The biological mechanism of neurotoxic effects of ET, such as PBDEs, PCDD, PCBs and BPA remains still unclear. Several studies have proposed that ET disrupts the thyroid hormone functions as an antagonist.42,43 Indeed, thyroid hormones were known to play an important role in the dendritic development of neurons.44 And other studies have suggested that ET interacts with neurotransmitter systems such as dopaminergic and cholinergic transmission and alters behavioral pattern of mice.7,45,46 Also, several studies have suggested that ET disrupts second messenger systems and increases oxidative stress and intracellular calcium level in neurons.47,48
Study limitations
There are a number of limitations to the results reported in this survey study. First, because the possibility of the exposure to ET was assessed with subjective scales and without biological evidence, a direct correlation between the cause and the effect of ET exposure on children with autism spectrum disorders was not shown. In addition, other possible etiologic factors than ET, such as the genetic polymorphism were not considered.

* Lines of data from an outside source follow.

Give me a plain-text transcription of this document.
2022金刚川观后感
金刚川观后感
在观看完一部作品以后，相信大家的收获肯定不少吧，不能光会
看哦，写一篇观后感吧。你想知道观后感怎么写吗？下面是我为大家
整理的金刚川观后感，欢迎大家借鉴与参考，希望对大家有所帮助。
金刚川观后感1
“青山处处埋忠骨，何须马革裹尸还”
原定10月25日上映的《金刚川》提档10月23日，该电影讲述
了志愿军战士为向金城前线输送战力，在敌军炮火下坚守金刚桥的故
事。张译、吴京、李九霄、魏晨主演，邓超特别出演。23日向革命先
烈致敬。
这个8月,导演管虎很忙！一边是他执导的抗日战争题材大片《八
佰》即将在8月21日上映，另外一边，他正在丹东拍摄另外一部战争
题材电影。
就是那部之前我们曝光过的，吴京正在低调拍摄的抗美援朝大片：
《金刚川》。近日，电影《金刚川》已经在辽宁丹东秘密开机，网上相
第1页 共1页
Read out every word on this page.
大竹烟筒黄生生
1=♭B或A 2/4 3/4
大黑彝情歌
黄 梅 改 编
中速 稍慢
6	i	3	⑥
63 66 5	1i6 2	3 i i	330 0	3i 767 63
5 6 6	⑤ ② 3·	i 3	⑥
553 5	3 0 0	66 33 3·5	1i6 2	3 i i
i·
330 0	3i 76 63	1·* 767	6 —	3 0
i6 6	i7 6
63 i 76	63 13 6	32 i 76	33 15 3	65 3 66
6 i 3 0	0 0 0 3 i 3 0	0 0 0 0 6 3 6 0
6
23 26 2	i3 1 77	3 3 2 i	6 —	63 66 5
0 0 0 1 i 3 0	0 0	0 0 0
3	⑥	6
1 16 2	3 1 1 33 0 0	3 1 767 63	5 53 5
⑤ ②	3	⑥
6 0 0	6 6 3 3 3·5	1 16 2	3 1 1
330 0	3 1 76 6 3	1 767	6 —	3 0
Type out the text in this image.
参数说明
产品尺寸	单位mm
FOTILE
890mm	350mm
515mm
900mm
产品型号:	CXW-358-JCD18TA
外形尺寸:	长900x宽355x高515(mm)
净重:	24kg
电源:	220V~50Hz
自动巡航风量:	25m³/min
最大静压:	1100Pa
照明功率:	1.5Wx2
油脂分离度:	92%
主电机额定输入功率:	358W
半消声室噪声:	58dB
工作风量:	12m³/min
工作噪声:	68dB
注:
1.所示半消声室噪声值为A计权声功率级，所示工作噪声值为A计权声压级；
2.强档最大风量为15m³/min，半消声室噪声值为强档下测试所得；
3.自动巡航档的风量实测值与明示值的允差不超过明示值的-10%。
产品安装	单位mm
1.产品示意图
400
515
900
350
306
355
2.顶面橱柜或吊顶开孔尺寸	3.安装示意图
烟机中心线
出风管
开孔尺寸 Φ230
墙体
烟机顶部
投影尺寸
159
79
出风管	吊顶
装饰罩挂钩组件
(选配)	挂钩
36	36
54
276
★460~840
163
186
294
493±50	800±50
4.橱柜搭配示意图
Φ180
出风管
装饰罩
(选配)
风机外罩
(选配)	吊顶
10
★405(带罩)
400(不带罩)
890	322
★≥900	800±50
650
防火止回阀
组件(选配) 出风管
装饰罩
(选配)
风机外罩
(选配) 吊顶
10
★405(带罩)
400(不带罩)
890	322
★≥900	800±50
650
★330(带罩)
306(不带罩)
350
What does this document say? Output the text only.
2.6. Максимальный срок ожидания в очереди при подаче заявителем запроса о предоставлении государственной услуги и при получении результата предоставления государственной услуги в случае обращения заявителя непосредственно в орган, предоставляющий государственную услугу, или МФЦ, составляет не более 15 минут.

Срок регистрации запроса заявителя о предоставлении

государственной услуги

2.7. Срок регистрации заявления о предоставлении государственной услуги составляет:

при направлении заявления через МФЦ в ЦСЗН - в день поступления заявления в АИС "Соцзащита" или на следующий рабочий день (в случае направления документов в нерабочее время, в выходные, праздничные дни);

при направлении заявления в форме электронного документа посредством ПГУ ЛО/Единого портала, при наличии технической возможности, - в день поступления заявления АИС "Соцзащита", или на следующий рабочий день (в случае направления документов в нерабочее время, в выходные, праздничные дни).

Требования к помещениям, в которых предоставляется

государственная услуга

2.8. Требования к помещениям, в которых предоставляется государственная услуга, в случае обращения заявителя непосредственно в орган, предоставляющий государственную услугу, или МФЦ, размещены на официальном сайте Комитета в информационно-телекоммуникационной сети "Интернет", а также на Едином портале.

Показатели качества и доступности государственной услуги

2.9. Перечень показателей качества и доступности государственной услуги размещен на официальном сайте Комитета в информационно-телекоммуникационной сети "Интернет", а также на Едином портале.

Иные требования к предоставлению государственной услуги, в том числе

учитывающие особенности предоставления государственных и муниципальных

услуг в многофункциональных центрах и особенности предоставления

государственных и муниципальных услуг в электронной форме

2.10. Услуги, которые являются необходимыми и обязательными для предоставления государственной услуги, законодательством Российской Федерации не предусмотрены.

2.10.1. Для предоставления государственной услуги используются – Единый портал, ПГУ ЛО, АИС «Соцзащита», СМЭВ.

Furthermore, an objective relationship between recognizing the importance of ET and reducing exposure was not determined by any objective method. Further studies are required to ascertain the biologic effects of ET exposure on the prevalence of autism spectrum disorders.
Conclusions
The exposure to ET, such as PBDEs, PCDD, PCBs and BPA, can be considered as candidate factors, which is associated with the diagnosis and behavior-aggravating factors in children with autism spectrum disorders. We cautiously suggest that education with respect to the serious risks of ET could have important public health consequences.